Department of Cellular Immunology, International Centre for Genetic Engineering and Biotechnology, ICGEB, Trieste, Italy.
San Raffaele Telethon Institute for Gene Therapy (SR-TIGET), IRCCS San Raffaele Scientific Institute, Milan, Italy.
Nat Commun. 2021 Apr 14;12(1):2237. doi: 10.1038/s41467-021-22535-z.
Acquisition of cell-associated tumor antigens by type 1 dendritic cells (cDC1) is essential to induce and sustain tumor specific CD8 T cells via cross-presentation. Here we show that capture and engulfment of cell associated antigens by tissue resident lung cDC1 is inhibited during progression of mouse lung tumors. Mechanistically, loss of phagocytosis is linked to tumor-mediated downregulation of the phosphatidylserine receptor TIM4, that is highly expressed in normal lung resident cDC1. TIM4 receptor blockade and conditional cDC1 deletion impair activation of tumor specific CD8 T cells and promote tumor progression. In human lung adenocarcinomas, TIM4 transcripts increase the prognostic value of a cDC1 signature and predict responses to PD-1 treatment. Thus, TIM4 on lung resident cDC1 contributes to immune surveillance and its expression is suppressed in advanced tumors.
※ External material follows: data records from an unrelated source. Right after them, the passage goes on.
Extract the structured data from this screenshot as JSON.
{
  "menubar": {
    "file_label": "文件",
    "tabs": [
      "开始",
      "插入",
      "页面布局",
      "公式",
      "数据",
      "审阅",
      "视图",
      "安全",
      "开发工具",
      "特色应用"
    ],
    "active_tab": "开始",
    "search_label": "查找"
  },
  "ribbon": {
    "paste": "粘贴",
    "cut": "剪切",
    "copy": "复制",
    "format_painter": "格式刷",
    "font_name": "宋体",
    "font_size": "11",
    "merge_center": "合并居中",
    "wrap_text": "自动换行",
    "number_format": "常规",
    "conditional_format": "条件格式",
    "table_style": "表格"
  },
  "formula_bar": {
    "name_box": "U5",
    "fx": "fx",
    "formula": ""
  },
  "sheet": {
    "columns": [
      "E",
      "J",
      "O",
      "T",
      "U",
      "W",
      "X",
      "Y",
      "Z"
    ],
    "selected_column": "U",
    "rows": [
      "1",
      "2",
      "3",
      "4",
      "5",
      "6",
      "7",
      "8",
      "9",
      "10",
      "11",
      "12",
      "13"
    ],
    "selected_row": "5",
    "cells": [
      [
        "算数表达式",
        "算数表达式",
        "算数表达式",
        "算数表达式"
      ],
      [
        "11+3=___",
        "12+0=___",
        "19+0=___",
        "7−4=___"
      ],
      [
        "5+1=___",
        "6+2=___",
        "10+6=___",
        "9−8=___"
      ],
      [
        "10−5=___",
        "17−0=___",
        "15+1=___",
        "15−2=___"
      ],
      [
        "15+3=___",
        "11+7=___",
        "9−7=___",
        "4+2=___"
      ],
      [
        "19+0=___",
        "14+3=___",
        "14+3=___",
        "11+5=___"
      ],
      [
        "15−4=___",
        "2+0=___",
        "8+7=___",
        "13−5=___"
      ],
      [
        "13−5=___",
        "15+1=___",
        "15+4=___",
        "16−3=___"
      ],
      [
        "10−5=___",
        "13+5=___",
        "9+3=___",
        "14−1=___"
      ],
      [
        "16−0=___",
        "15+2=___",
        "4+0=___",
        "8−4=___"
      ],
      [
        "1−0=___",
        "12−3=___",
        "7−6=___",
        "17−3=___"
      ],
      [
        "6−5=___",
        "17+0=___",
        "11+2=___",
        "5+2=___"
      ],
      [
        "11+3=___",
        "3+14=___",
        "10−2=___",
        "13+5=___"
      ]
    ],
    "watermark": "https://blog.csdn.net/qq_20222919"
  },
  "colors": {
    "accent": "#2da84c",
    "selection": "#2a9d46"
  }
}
1 型树突状细胞(cDC1)摄取细胞相关肿瘤抗原对于通过交叉呈递诱导和维持肿瘤特异性 CD8 T 细胞至关重要。在这里,我们表明,在小鼠肺肿瘤进展过程中,组织驻留的肺 cDC1 摄取和吞噬细胞相关抗原受到抑制。从机制上讲,吞噬作用的丧失与肿瘤介导的磷酯酰丝氨酸受体 TIM4 下调有关,TIM4 在正常肺驻留 cDC1 中高度表达。TIM4 受体阻断和条件性 cDC1 缺失会损害肿瘤特异性 CD8 T 细胞的激活,并促进肿瘤进展。在人类肺腺癌中,TIM4 转录本增加了 cDC1 特征的预后价值,并预测对 PD-1 治疗的反应。因此,肺驻留 cDC1 上的 TIM4 有助于免疫监视,其在晚期肿瘤中受到抑制。